Design thought for callbacks

Cem Karan cfkaran2 at gmail.com
Sat Feb 21 10:45:22 EST 2015


On Feb 21, 2015, at 9:36 AM, Chris Angelico <rosuav at gmail.com> wrote:

> On Sun, Feb 22, 2015 at 1:07 AM, Cem Karan <cfkaran2 at gmail.com> wrote:
>> I agree about closures; its the only way they could work.  When I was originally thinking about the library, I was trying to include all types of callbacks, including closures and callable objects.  The callable objects may pass themselves, or one of their methods to the library, or may do something really weird.
>> 
>> Although I just realized that closures may cause another problem.  In my code, I expect that many different callbacks can be registered for the same event.  Unregistering means you request to be unregistered for the event. How do you do that with a closure?  Aren't they anonymous?
>> 
> 
> They're objects, same as any other, so the caller can hang onto a
> reference and then say "now remove this one". Simple example:
> 
> callbacks = []
> def register_callback(f): callbacks.append(f)
> def unregister_callback(f): callbacks.remove(f)
> def do_callbacks():
>    for f in callbacks:
>        f()
> 
> def make_callback(i):
>    def inner():
>        print("Callback! %d"%i)
>    register_callback(inner)
>    return inner
> 
> make_callback(5)
> remove_me = make_callback(6)
> make_callback(7)
> unregister_callback(remove_me)
> do_callbacks()

Yeah, that's pretty much what I thought you'd have to do, which kind of defeats the purpose of closures (fire-and-forget things).  BUT it does answer my question, so no complaints about it!

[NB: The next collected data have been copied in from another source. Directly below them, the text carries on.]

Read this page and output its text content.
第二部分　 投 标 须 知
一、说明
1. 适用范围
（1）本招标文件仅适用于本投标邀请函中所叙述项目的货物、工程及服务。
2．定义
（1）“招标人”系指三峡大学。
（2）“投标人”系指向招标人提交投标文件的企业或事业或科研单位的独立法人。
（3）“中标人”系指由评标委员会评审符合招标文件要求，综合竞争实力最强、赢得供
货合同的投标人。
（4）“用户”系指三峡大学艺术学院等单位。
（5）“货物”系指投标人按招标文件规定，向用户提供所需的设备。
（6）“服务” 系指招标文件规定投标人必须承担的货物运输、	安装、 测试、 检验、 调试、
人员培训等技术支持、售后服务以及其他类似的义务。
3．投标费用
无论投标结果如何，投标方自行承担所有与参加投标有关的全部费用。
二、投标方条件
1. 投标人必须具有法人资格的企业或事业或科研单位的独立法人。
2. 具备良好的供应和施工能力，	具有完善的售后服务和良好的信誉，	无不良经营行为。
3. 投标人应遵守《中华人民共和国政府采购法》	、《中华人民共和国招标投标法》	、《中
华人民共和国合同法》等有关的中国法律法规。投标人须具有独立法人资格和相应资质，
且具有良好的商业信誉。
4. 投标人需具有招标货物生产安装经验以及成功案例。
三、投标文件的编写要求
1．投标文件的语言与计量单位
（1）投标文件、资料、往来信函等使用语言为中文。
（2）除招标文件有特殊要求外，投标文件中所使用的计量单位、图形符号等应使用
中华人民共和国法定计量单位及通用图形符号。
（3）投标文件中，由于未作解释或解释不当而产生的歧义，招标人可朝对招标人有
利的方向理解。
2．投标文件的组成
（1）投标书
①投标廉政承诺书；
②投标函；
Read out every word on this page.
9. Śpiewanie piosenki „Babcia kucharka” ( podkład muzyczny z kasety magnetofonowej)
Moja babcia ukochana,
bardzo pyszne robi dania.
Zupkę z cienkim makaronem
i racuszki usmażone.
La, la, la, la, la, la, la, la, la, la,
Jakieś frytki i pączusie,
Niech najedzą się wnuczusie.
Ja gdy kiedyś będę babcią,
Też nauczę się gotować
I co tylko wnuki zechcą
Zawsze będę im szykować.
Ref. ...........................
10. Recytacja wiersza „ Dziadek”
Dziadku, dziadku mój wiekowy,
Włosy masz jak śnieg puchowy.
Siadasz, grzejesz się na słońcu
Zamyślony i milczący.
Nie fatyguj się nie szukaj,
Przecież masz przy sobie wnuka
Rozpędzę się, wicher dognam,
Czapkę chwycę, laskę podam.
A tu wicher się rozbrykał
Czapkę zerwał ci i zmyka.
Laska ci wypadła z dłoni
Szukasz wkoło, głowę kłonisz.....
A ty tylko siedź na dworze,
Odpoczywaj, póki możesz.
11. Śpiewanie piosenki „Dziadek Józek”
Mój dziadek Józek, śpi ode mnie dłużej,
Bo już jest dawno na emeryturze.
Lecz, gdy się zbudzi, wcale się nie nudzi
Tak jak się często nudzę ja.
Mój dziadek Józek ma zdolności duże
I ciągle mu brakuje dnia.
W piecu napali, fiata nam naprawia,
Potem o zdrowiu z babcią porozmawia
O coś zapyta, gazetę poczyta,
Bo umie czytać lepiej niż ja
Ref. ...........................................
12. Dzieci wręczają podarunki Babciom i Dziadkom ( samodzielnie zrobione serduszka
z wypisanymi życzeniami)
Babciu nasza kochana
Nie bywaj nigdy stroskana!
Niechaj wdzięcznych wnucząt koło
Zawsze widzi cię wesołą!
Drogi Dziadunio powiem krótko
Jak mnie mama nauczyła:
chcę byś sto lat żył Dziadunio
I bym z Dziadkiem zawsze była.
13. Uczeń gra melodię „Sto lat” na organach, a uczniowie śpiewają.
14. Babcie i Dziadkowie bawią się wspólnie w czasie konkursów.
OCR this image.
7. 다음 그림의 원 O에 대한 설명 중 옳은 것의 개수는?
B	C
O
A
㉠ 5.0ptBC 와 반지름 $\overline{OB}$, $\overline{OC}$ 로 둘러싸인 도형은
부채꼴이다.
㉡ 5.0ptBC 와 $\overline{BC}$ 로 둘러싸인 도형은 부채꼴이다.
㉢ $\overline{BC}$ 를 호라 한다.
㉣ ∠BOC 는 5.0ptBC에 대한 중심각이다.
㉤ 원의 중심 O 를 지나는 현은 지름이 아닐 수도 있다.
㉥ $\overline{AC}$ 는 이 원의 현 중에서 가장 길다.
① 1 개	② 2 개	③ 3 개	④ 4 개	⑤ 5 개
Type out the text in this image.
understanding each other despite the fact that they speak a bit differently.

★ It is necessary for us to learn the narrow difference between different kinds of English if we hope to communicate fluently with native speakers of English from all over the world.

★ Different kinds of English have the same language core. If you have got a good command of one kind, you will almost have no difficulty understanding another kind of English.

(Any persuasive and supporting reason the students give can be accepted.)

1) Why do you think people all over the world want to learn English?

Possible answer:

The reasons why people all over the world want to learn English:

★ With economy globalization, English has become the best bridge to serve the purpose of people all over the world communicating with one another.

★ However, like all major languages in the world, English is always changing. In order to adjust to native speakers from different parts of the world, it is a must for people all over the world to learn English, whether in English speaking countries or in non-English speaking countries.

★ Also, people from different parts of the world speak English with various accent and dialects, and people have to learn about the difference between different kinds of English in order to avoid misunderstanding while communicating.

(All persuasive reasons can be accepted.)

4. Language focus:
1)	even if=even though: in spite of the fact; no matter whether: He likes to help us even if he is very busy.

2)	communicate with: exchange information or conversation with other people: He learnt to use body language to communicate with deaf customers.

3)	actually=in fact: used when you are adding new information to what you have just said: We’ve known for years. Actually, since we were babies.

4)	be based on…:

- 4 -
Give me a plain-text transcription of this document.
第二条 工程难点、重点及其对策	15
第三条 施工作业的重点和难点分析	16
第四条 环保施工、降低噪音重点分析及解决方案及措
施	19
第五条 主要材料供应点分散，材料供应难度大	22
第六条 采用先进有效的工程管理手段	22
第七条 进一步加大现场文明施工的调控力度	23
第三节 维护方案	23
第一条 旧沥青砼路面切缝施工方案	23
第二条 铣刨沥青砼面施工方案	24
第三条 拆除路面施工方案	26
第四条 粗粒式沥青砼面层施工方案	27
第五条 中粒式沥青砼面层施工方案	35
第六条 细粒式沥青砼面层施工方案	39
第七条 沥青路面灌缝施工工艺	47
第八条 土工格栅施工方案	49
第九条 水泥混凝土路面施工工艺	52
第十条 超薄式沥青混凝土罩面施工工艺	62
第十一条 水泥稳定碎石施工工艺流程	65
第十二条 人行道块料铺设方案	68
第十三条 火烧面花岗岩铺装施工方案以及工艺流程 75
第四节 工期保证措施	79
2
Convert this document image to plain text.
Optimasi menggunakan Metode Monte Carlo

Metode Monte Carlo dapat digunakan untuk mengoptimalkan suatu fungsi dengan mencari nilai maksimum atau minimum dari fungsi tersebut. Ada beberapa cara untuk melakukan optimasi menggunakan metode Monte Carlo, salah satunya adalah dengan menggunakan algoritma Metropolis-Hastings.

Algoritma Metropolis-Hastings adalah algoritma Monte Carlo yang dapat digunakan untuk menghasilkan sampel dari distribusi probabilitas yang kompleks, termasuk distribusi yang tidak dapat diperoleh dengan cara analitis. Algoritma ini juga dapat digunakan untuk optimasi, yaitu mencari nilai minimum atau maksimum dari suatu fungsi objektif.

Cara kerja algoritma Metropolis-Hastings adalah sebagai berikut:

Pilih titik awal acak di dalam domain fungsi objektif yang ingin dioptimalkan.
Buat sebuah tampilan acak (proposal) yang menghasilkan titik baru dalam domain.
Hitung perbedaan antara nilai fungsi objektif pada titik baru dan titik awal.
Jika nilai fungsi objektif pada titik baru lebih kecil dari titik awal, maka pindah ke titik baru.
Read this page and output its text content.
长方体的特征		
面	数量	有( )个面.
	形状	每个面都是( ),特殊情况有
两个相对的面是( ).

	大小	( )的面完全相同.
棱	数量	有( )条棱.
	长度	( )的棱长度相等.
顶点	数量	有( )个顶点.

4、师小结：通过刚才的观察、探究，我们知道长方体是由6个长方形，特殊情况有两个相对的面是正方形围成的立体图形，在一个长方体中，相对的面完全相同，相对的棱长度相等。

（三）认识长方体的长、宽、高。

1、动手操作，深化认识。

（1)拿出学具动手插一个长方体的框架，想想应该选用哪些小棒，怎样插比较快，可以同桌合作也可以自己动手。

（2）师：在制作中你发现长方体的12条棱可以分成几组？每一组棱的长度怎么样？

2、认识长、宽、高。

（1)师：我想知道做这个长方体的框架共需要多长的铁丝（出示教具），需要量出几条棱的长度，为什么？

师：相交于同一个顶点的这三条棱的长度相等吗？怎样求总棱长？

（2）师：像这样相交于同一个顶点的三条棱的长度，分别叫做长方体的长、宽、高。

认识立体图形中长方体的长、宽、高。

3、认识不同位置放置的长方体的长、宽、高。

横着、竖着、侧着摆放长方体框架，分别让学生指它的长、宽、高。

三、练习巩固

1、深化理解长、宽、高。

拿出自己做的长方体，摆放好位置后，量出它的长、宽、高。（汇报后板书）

So, either you keep a reference to your own closure, which means that the library doesn't really need to, or the library keeps hold of it for you, in which case you don't have a reasonable way of removing it.

> The other option is for your callback registration to return some kind
> of identifier, which can later be used to unregister the callback.
> This is a good way of avoiding reference cycles (the ID could be a
> simple integer - maybe the length of the list prior to the new
> callback being appended, and then the unregistration process is simply
> "callbacks[id] = None", and you skip the Nones when iterating), and
> even allows you to register the exact same function more than once,
> for what that's worth.

That would work.  In the cases where someone might register & unregister many callbacks, you might use UUIDs as keys instead (avoids the ABA problem).

> When I do GUI programming, this is usually how things work. For
> instance, I use GTK2 (though usually with Pike rather than Python),
> and I can connect a signal to a callback function. Any given signal
> could have multiple callbacks attached to it, so it's similar to your
> case. I frequently depend on the GTK engine retaining a reference to
> my function (and thus to any data it requires), as I tend not to hang
> onto any inner objects that don't need retention. Once the parent
> object is destroyed, all its callbacks get dereferenced. Consider this
> simplified form:
> 
> def popup_window():
>    w = Window()
>    # Add layout, info, whatever it takes
>    btn = Button("Close")
>    w.add(btn) # actually it'd be added to a layout
>    btn.signal_connect("clicked", lambda *args: w.destroy())
> 
> The GUI back end will hang onto a reference to the window, because
> it's currently on screen; to the button, because it's attached to the
> window; and to my function, because it's connected to a button signal.
> Then when you click the button, the window gets destroyed, which
> destroys the button, which unregisters all its callbacks. At that
> point, there are no refs to the function, so it can get disposed of.
> That button function was the last external reference to the window,
> and now that it's not on screen, its Python object can also be
> disposed of, as can the button inside. So it'll all clean up fairly
> nicely; as long as the callback gets explicitly deregistered, that's
> the end of everything.

OK, so if I'm reading your code correctly, you're breaking the cycle in your object graph by making the GUI the owner of the callback, correct?  No other chunk of code has a reference to the callback, correct?